Para mim, o mais interessante desta história são as conclusões a que se chega quando se coloca nos pratos da balança ideológica a sua óbvia imoralidade de base com a vontade, claramente expressa pelos autores destas histórias, de criar uma espécie de corpus de histórias exemplares, com propósitos educativos, baseadas nas lendas e histórias folclóricas que foram encontrando pela Alemanha fora. Torna-se premente a interrogação: que exemplo pretenderiam eles dar com uma história destas? Que a ambição justifica todos os meios? Que ser espertalhão é uma virtude superior a qualquer outra... desde que não se seja apanhado?

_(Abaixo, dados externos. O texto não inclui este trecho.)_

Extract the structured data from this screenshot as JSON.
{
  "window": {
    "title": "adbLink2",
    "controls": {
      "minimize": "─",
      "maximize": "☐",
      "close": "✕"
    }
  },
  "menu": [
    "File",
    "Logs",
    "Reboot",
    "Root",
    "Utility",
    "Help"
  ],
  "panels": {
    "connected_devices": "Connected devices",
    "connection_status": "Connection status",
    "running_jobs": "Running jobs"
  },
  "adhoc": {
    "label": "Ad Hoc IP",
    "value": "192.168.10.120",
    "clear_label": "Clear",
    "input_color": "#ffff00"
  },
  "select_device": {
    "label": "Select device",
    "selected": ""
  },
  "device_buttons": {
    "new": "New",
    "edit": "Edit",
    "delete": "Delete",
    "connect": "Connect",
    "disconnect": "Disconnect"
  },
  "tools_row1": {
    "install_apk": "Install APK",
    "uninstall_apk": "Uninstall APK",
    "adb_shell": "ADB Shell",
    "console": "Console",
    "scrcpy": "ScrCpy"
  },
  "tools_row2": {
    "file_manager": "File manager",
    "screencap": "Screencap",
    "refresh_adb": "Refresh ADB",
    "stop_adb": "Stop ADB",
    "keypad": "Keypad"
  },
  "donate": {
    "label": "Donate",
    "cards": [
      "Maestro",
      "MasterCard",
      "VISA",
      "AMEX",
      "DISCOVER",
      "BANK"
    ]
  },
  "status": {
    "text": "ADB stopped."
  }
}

E refiro-me aqui aos Grimm, mas podia referir-me de forma igualmente apropriada ao caldo cultural que produziu tais pérolas, pois através das notas que acompanham o conto (como é de norma nesta edição) percebe-se claramente que esse elogio à chico-espertice inescrupulosa já estava bem presente no material de base, embora os Grimm nada tenham feito para a atenuar, muito pelo contrário.
Pensando bem, isto é capaz de explicar uma parte razoável da Europa de hoje.